1. This is an application for permission to file an appeal against an order of acquittal. The order of acquittal is dated 22-8-1956. Under Sub-section (4) of Section 417, Cr. P. C., the period of limitation for filing an application for special leave is sixty days from the date of the order of acquittal. So the present application for leave is barred by time.
2. Mr. Sadiq Ali appearing for the complainant-applicant has urged that the provisions of Sub-sections (3) and (4) of Section 417, Cr. P. C., are unconstitutional inasmuch as they violate the principle of Article 14 which enunciates the principle of equality before law.
''The State shall not deny to any person equality before the law or the equal protection of the laws within the territory of India.''
It has been pointed out that, Section 417, Cr. P. C., makes different provisions for appeals against acquittals according as whether the appellant is the State Government or a private complainant. Sub-section (1) of Section 417 provides for appeals by the Stats Government against orders of acquittal. Under Article 157 of the Limitation Act the period of limitation for such appeals is six months from the date of the order of acquittal. On the other hand under Sub-section (4) of Section 417, Cr. P. C., the period of limitation for an application for special leave is only sixty days from the date of the order of acquittal. Mr. Sadiq Ali, therefore, contended that these provisions involve unconstitutional discrimination as against private complainants.
The various sub-sections of Section 417, Cr. P. C. clearly make different provisions for appeals by the State Government and appeals by a private complainant. The question is whether such difference violates Article 14 of the Constitution. Courts have always recognised that, in spite of Article 14 of the Constitution, reasonable classification is permissible. We have, therefore, to consider whether the classification is permissible. We have, therefore, to consider whether the classification introduced by Section 417, Cr. P. C. is reasonable.
3. Formerly, appeals by private complainants against orders of acquittal were not permitted under the Code of Criminal Procedure at all. The provision for such appeals by private complainants is new.Formerly, only the State Government could file an appeal against an order of acquittal. This position remained for several years after the commencement of the Constitution. I am not aware of any decision, holding that, the provision of Sub-section (1) of Section 417, Cr. P. C. was unconstitutional on the ground that the section did not permit private complainants to file appeals against orders of acquittal.

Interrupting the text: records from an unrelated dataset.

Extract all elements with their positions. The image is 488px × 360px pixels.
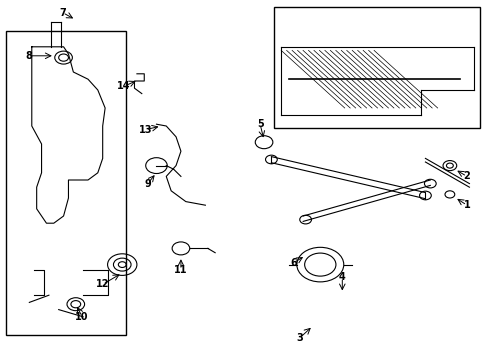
Text: 6: 6 bbox=[289, 258, 296, 268]
Circle shape bbox=[419, 191, 430, 200]
Circle shape bbox=[424, 179, 435, 188]
Text: 7: 7 bbox=[59, 8, 66, 18]
Bar bbox=[273, 7, 479, 128]
Text: 12: 12 bbox=[96, 279, 109, 289]
Text: 1: 1 bbox=[463, 200, 469, 210]
Circle shape bbox=[299, 215, 311, 224]
Text: 4: 4 bbox=[338, 272, 345, 282]
Text: 3: 3 bbox=[295, 333, 302, 343]
Text: 11: 11 bbox=[174, 265, 187, 275]
Bar bbox=[6, 31, 125, 335]
Text: 14: 14 bbox=[117, 81, 130, 91]
Text: 10: 10 bbox=[75, 312, 89, 322]
Text: 2: 2 bbox=[463, 171, 469, 181]
Text: 9: 9 bbox=[144, 179, 151, 189]
Text: 5: 5 bbox=[256, 119, 263, 129]
Text: 8: 8 bbox=[25, 51, 32, 61]
Text: 13: 13 bbox=[139, 125, 152, 135]
Circle shape bbox=[265, 155, 277, 164]
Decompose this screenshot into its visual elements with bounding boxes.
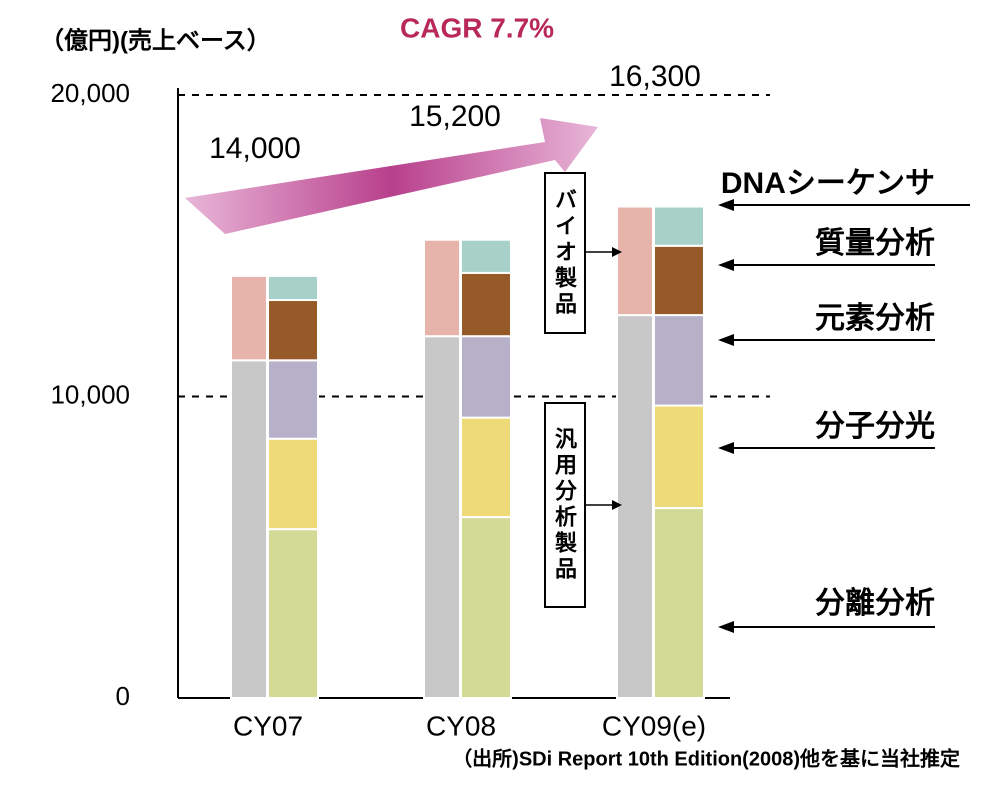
bar-segment (653, 244, 705, 317)
bar-segment (460, 416, 512, 519)
y-axis-label: （億円)(売上ベース） (40, 26, 271, 54)
bar-segment (267, 437, 319, 531)
x-tick-label: CY09(e) (602, 710, 706, 741)
total-label: 14,000 (209, 132, 301, 165)
y-tick-label: 10,000 (50, 379, 130, 409)
bar-segment (423, 238, 461, 338)
bio-label: バイオ製品 (544, 172, 586, 334)
legend-label: 質量分析 (815, 227, 935, 260)
x-tick-label: CY07 (233, 710, 303, 741)
y-tick-label: 0 (116, 681, 130, 711)
bar-segment (460, 238, 512, 274)
total-label: 16,300 (609, 60, 701, 93)
legend-arrow (718, 442, 734, 454)
box-arrow-head (612, 500, 622, 510)
bar-segment (267, 274, 319, 302)
legend-label: 元素分析 (815, 302, 935, 335)
source: （出所)SDi Report 10th Edition(2008)他を基に当社推… (452, 746, 960, 770)
legend-arrow (718, 259, 734, 271)
bar-segment (653, 314, 705, 407)
legend-label: 分離分析 (815, 586, 935, 620)
legend-arrow (718, 334, 734, 346)
bar-segment (653, 205, 705, 247)
bar-segment (460, 335, 512, 419)
annotation: CAGR 7.7% (400, 12, 554, 43)
bar-segment (653, 404, 705, 510)
box-arrow-head (612, 247, 622, 257)
legend-arrow (718, 199, 734, 211)
bar-segment (653, 507, 705, 699)
legend-label: 分子分光 (815, 410, 935, 443)
legend-arrow (718, 621, 734, 633)
growth-arrow (185, 118, 598, 234)
x-tick-label: CY08 (426, 710, 496, 741)
bar-segment (230, 359, 268, 699)
legend-label: DNAシーケンサ (721, 167, 935, 200)
bar-segment (616, 314, 654, 699)
bar-segment (423, 335, 461, 699)
total-label: 15,200 (409, 100, 501, 133)
bar-segment (267, 299, 319, 362)
bar-segment (267, 528, 319, 699)
bar-segment (460, 516, 512, 699)
bar-segment (267, 359, 319, 440)
bar-segment (230, 274, 268, 362)
bar-segment (616, 205, 654, 317)
general-label: 汎用分析製品 (544, 402, 586, 608)
y-tick-label: 20,000 (50, 78, 130, 108)
bar-segment (460, 271, 512, 338)
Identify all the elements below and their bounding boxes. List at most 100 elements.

4. In criminal law the State is on a special footing. In theory all criminal prosecutions are in the name of the State. In practice the State does not engage its counsel in petty cases involving non-cognizable offences. But it is not correct to say that the State is in no way interested in such criminal cases. Chapter XXXVIII of the Code of Criminal Procedure deals with Public Prosecutors. Section 492 empowers the State Government to appoint Public Prosecutors.
Section 493 lays down that a Public Prosecutor may plead in all Courts in cases under his charge. Pleaders privately instructed have to be under the direction of the Public Prosecutor. Section 494 deals with withdrawal by the Public Prosecutor from prosecution. It is laid down in Section 494 that the accused has to be discharged as a result of such withdrawal from prosecution. The scope of Section 494 is not limited to a particular class of cases. These provisions indicate that the State is vitally interested in all criminal cases.
5. Although Sub-section (1) of Section 417, Cr. P. C. enables the State Government to file appeals against orders of acquittal, in practice the State Government files appeals in only a small percentage of cases of acquittal. It is expected that a State Government will file such an appeal only when it is expedient in public interest. On the other hand there is danger of frivolous appeals by private complainants against orders of acquittal. The State represents society as a whole. On the other hand a private complainant is mainly concerned with his personal interest.
Very often a private complainant is actuated by feelings of revenge. The State Government is expected to file appeals in the interest of society as a whole. There is no such obligation on a private complainant. For this reason the Legislature has given more latitude to the State Government for filing appeals against acquittals. The recent amendment of the Code has permitted appeals by private complainants to a limited extent. The Legislature must have been aware that there is danger of Courts being flooded by appeals by private complainants in frivolous cases.
In order to stop such frivolous appeals, the Legislature has laid down that a private complainant must obtain special leave from a High Court for filing an appeal against an acquittal. Considering the special position held by the State in criminal jurisprudence, the Legislature was justified in placing the State on a special footing as regards appeals against acquittals. So the various provisions of Section 417, Cr. P. C., for appeals by the State Government and appeals by private complainants can be justified on the principle of reasonable classification. I, therefore, hold that the various provisions of Section 417, Cr. P. C., do not offend against Article 14 of the Constitution.
6. The application for leave being barred bytime, it is dismissed.